Ludoznawcy o podróżach
W spotkaniu uczestniczyli etnografowie, etnolodzy i antropolodzy kulturowi. To różnorodne nazewnictwo jest odbiciem skomplikowanych kolei tej dziedziny wiedzy i jej perturbacji tożsamościowych. Do tego trzeba koniecznie dorzucić folklorystów, rekrutujących się głównie spośród filologów czy muzykologów. Wśród członków PTL są etnolodzy pracujący na uniwersytetach i w muzeach, ale także antropologizujący socjologowie, historycy, kulturoznawcy, tak więc coroczne spotkanie członków towarzystwa to barwny korowód postaci.

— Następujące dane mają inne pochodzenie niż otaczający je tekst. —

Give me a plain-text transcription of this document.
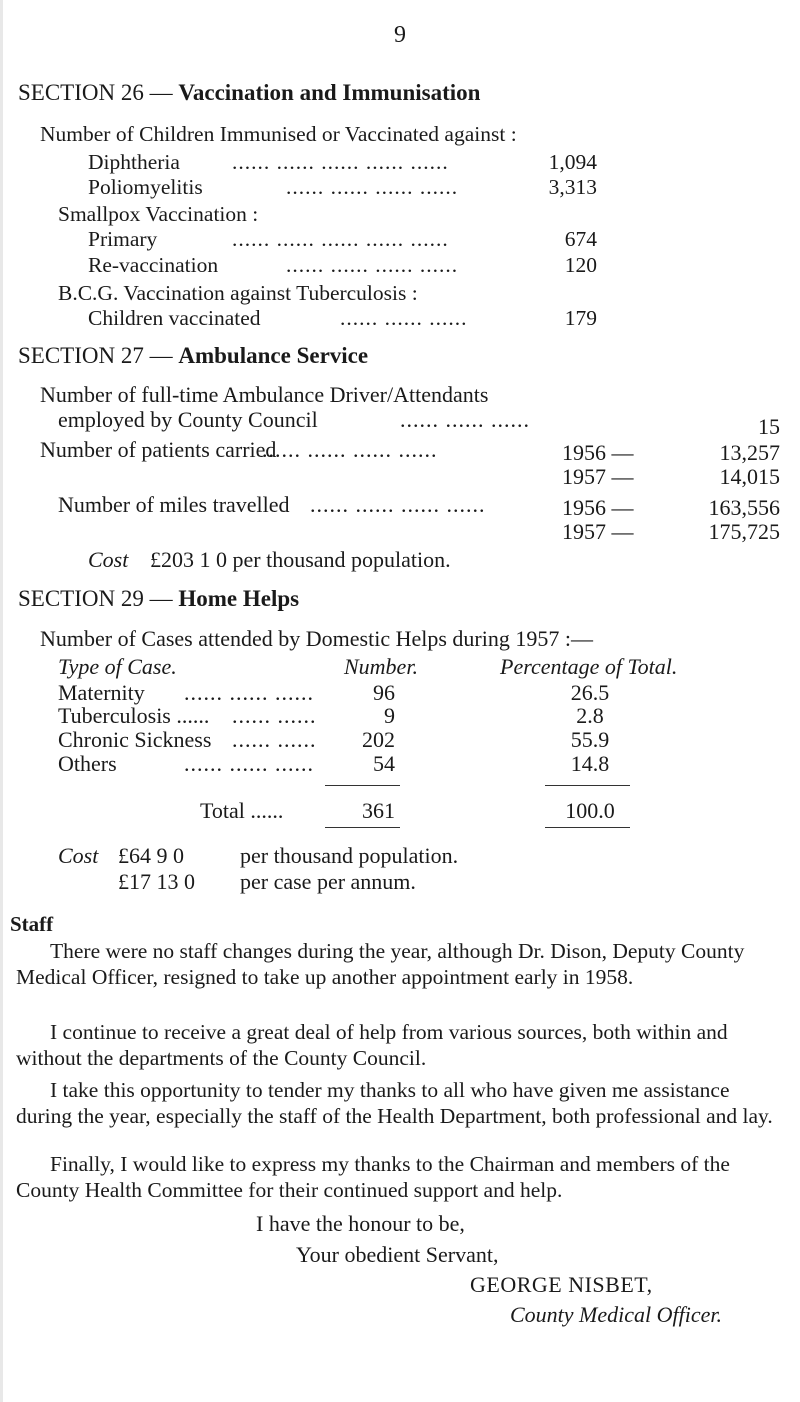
9
SECTION 26 — Vaccination and Immunisation
Number of Children Immunised or Vaccinated against :
Diphtheria ...... ...... ...... ...... ......	1,094
Poliomyelitis	...... ...... ...... ......	3,313
Smallpox Vaccination :
Primary	...... ...... ...... ...... ......	674
Re-vaccination	...... ...... ...... ......	120
B.C.G. Vaccination against Tuberculosis :
Children vaccinated	...... ...... ......	179
SECTION 27 — Ambulance Service
Number of full-time Ambulance Driver/Attendants
employed by County Council	...... ...... ......	15
Number of patients carried
...... ...... ...... ......	1956 —	13,257
1957 —	14,015
Number of miles travelled ...... ...... ...... ......	1956 —	163,556
1957 —	175,725
Cost £203 1 0 per thousand population.
SECTION 29 — Home Helps
Number of Cases attended by Domestic Helps during 1957 :—
Type of Case.	Number.	Percentage of Total.
Maternity ...... ...... ......	96	26.5
Tuberculosis ...... ...... ......	9	2.8
Chronic Sickness ...... ......	202	55.9
Others	...... ...... ......	54	14.8
Total ......	361	100.0
Cost £64 9 0	per thousand population.
£17 13 0 per case per annum.
Staff
There were no staff changes during the year, although Dr. Dison, Deputy County Medical Officer, resigned to take up another appointment early in 1958.
I continue to receive a great deal of help from various sources, both within and without the departments of the County Council.
I take this opportunity to tender my thanks to all who have given me assistance during the year, especially the staff of the Health Department, both professional and lay.
Finally, I would like to express my thanks to the Chairman and members of the County Health Committee for their continued support and help.
I have the honour to be,
Your obedient Servant,
GEORGE NISBET,
County Medical Officer.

Konferencja była międzynarodowa, a swoje referaty przedstawiali też goście z Czech, Ukrainy, Słowacji i Bułgarii.
Obrady dotyczyły podróży rozumianej na wszelkie możliwe sposoby, także metaforycznie i symbolicznie. Analizowano podróże w aspekcie historycznym, związane z odkrywaniem nieznanych krain. Np. Piotr Kowalski opowiadał o staropolskim doświadczeniu obcości w tekście Podróże i potwory, a Świat za morzem według 16 stulecia przedstawiał Słowak Igor Zmeták z Martina. Refleksji poddano doświadczenie zesłańca jako podróżującego (referat Marii Jakitowicz Czy zesłaniec podróżuje? Wokół dziennika podróży Jakuba Salingera z 1863 roku), które można zestawić w grupie referatów o podróżach wymuszonych, dotyczących współczesnych uchodźców (wystąpienia o Czeczenach w Polsce, Tybetańczykach w Indiach).
Referaty dotyczyły takich zagadnień, jak: turystyka katastroficzna, turyści w obozach dla uchodźców i na safari, współczesny turyzm, symbolika drogi, motywy podróżowania występujące w tekstach z tradycyjnego folkloru, pielgrzymki religijne i shoping-turnusy.
Konferencja towarzyszyła Zjazdowi PTL, w czasie którego odbyło się także 86. Walne Zgromadzenie Delegatów. PTL należy do najstarszych polskich towarzystw naukowych – zostało założone we Lwowie w 1895 r. Utworzone przez grupę uniwersyteckich naukowców jako Towarzystwo Ludoznawcze, rekrutowało swoich członków nie tylko spośród wykształconych etnologów (których w tamtych czasach nie było wielu), ale także wielu społeczników i regionalistów. Ten rys pozostał w PTL do dzisiaj. Dziewiętnastowieczny rodowód uzasadnia nieco archaiczną nazwę towarzystwa. W języku współczesnym ludoznawstwo to po prostu etnologia. Widać to zresztą w angielskiej nazwie towarzystwa – Polish Ethnological Society.